To a real estate developer in Louisiana, state Historic Tax Credits (HTC) often times make the difference between a historic rehabilitation project being economically feasible as opposed to an undevelopable project. This article explores the benefits of the HTC and the steps involved in obtaining the credit in more detail.
What is a Louisiana Historic Tax Credit?
First adopted in 2002, the Louisiana historic tax credit is a dollar-for-dollar tax credit, as opposed to an expense deduction, against Louisiana income or corporation franchise tax for the amount of eligible costs and expenses incurred by a property owner during the rehabilitation of a historic building located in a Louisiana downtown development district or a cultural district.
The Louisiana Division of Historic Preservation within the Office of Cultural Development (sometimes called the state historic preservation office or “SHPO”) maintains tax incentives maps that show the boundaries of all the National Register Historic Districts, Downtown Development Districts and Cultural Districts, and individual buildings listed on the national register of Historic Places across Louisiana.
Who is eligible?
Only nonresidential real property and residential rental property are eligible for the state historic tax credit. In order to qualify, a building must be historic (i.e., over fifty years old), located in a downtown development or cultural district, and either listed on the National Register of Historic Places or certified by SHPO as contributing to the historical significance of the district.
The SHPO Process
SHPO also administers the state historic tax credit program and oversees the tax credit approval process. There are three parts to the SHPO process.
First, a property owner seeking credits must file a “Part 1 – Certification of Contributing Status” form with SHPO, which if approved by SHPO, confirms the building contributes to the historical significance of either a Downtown Development or Cultural District.

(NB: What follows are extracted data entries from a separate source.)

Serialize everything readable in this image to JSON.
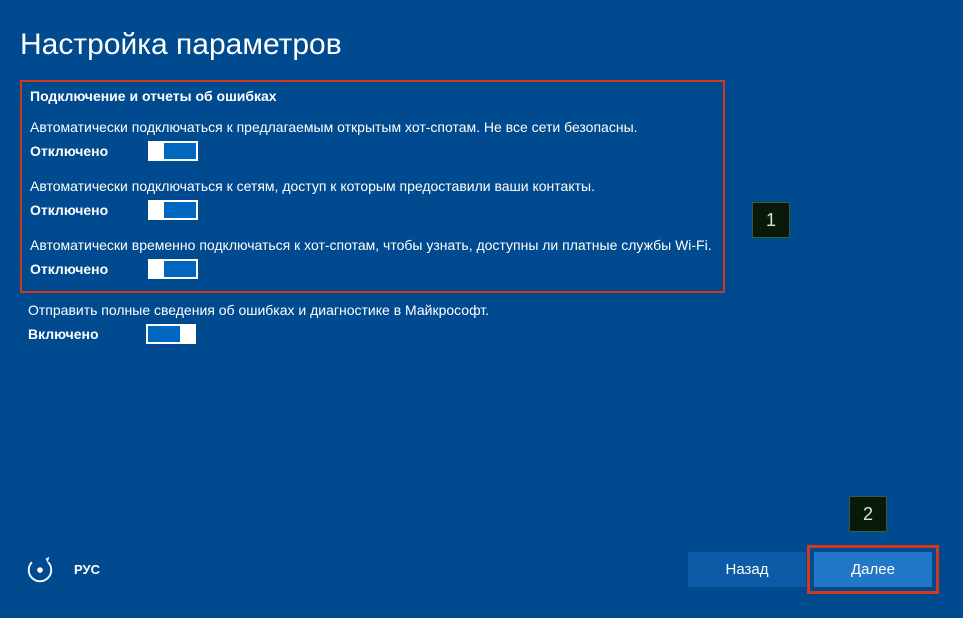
{
  "title": "Настройка параметров",
  "section": {
    "heading": "Подключение и отчеты об ошибках",
    "settings": [
      {
        "desc": "Автоматически подключаться к предлагаемым открытым хот-спотам. Не все сети безопасны.",
        "state": "Отключено",
        "on": false
      },
      {
        "desc": "Автоматически подключаться к сетям, доступ к которым предоставили ваши контакты.",
        "state": "Отключено",
        "on": false
      },
      {
        "desc": "Автоматически временно подключаться к хот-спотам, чтобы узнать, доступны ли платные службы Wi-Fi.",
        "state": "Отключено",
        "on": false
      }
    ]
  },
  "extra_setting": {
    "desc": "Отправить полные сведения об ошибках и диагностике в Майкрософт.",
    "state": "Включено",
    "on": true
  },
  "annotations": {
    "a1": "1",
    "a2": "2"
  },
  "footer": {
    "lang": "РУС",
    "back": "Назад",
    "next": "Далее"
  }
}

Second, a property owner files a “Part 2 – Proposed Work Description” form with SHPO, which if approved by SHPO, confirms that the renovation work proposed for the building is consistent with the historic character of the building and the district in which it is located and also meets the U.S. Secretary of the Interior’s guidelines for historic preservation.
Finally, once the renovation work is completed, the property owner files a “Part 3 – Request for Project Certification” with SHPO which, if approved by SHPO, confirms the completed rehabilitation meets the U.S. Secretary of the Interior’s guidelines for historic preservation and is consistent with the historic character of the property and the district in which it is located and, as a result, is a certified rehabilitation.

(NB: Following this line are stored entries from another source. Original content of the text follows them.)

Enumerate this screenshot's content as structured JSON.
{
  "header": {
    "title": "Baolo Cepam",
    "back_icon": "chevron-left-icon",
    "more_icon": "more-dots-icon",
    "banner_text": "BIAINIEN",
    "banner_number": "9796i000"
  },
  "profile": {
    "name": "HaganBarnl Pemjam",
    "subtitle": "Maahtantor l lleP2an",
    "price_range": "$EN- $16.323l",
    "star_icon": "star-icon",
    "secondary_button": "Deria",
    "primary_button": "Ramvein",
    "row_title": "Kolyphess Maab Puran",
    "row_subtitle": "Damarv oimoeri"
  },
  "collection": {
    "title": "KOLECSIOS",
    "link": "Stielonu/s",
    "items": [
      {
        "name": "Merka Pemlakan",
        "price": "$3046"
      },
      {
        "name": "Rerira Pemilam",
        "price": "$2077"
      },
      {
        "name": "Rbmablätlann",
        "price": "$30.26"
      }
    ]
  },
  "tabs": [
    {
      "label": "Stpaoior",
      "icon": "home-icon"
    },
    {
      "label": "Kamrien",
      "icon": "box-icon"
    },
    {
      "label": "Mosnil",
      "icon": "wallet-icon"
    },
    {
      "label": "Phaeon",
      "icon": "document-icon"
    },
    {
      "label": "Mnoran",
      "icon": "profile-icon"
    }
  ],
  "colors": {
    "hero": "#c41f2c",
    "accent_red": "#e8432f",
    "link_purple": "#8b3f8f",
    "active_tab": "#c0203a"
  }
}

What are the eligible costs and expenditures?
The amount of the credit currently equals 20% of the eligible costs and expenses incurred during the rehabilitation of an historic building. Eligible costs and expenses are defined by reference to the definition of “qualified rehabilitation expenditures” under the federal historic tax credit statute. Generally speaking, eligible costs and expenditures are those which are capitalizable into the basis of a building. This includes hard construction costs and may include soft costs such as construction period interest, architectural fees, engineering fees and reasonable developer fees.

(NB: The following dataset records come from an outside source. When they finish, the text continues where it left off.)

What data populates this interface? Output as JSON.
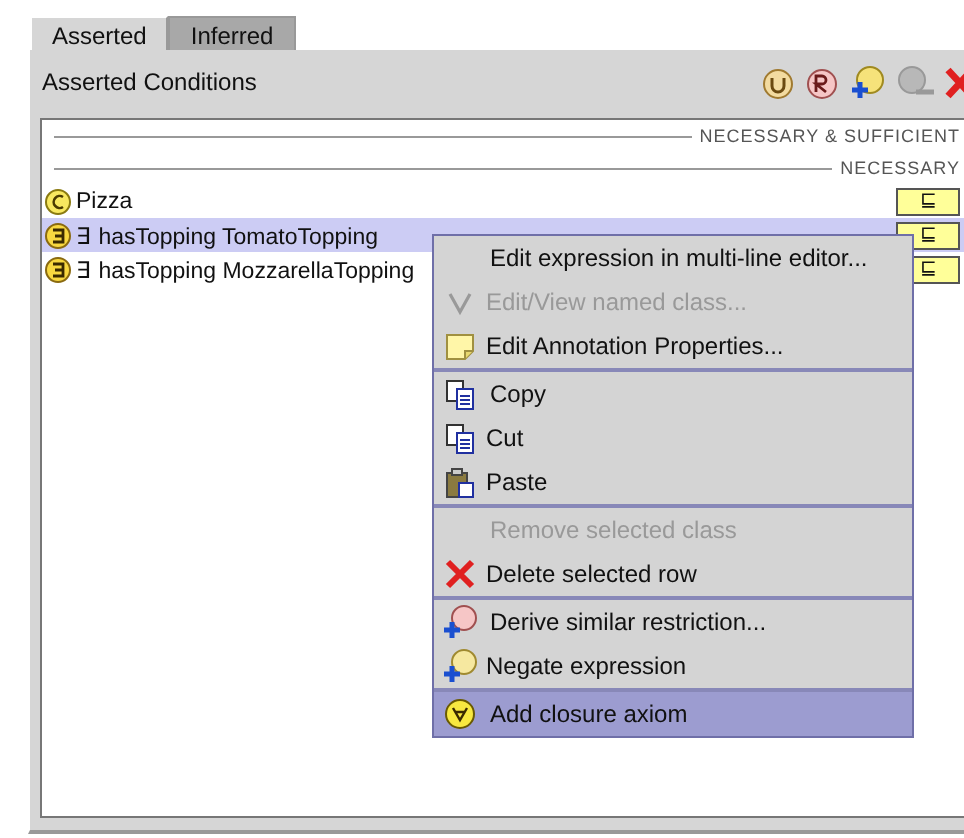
{
  "tabs": [
    {
      "label": "Asserted",
      "selected": true
    },
    {
      "label": "Inferred",
      "selected": false
    }
  ],
  "panel": {
    "title": "Asserted Conditions"
  },
  "sections": [
    {
      "label": "NECESSARY & SUFFICIENT"
    },
    {
      "label": "NECESSARY"
    }
  ],
  "conditions": [
    {
      "kind": "class",
      "text": "Pizza",
      "mark": "⊑",
      "selected": false
    },
    {
      "kind": "restriction",
      "text": "∃ hasTopping TomatoTopping",
      "mark": "⊑",
      "selected": true
    },
    {
      "kind": "restriction",
      "text": "∃ hasTopping MozzarellaTopping",
      "mark": "⊑",
      "selected": false
    }
  ],
  "context_menu": {
    "groups": [
      [
        {
          "label": "Edit expression in multi-line editor...",
          "disabled": false,
          "selected": false
        },
        {
          "label": "Edit/View named class...",
          "disabled": true,
          "selected": false
        },
        {
          "label": "Edit Annotation Properties...",
          "disabled": false,
          "selected": false
        }
      ],
      [
        {
          "label": "Copy",
          "disabled": false,
          "selected": false
        },
        {
          "label": "Cut",
          "disabled": false,
          "selected": false
        },
        {
          "label": "Paste",
          "disabled": false,
          "selected": false
        }
      ],
      [
        {
          "label": "Remove selected class",
          "disabled": true,
          "selected": false
        },
        {
          "label": "Delete selected row",
          "disabled": false,
          "selected": false
        }
      ],
      [
        {
          "label": "Derive similar restriction...",
          "disabled": false,
          "selected": false
        },
        {
          "label": "Negate expression",
          "disabled": false,
          "selected": false
        }
      ],
      [
        {
          "label": "Add closure axiom",
          "disabled": false,
          "selected": true
        }
      ]
    ]
  }
}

The tax credit for eligible costs and expenses is earned in the year in which the property attributable to the expenditures is placed in service – which in most instances means the year of construction completion. If the amount of the tax credit exceeds a taxpayer’s taxes for the year the property is placed in service, any unused credit may be carried forward up to five years. A taxpayer who is awarded tax credits may also elect to sell its unused tax credits to one or more individuals or entities. The tax credits may be sold or transferred an unlimited number of times.
What are the limitations?
The state historic tax credit does have some limitations that property owners should keep in mind. A taxpayer cannot claim more than five million dollars of credit annually from any downtown development or cultural district, regardless of the number of properties rehabilitated by the taxpayer in the district. In addition, the maximum aggregate total of tax credits that may be reserved annually for all Louisiana taxpayers is one hundred twenty-five million dollars with the credits reserved for applicants on a first come, first served basis.
With this in mind, a property owner can apply for a reservation of credits by filing a “Tax Credit Reservation Form” with SHPO. It is advisable that the reservation form be filed with SHPO contemporaneously with the Part I and Part 2 in order for the property owner to avoid bumping up against the state’s $125,000,000 cap which may come into play in the latter part of a given fiscal year.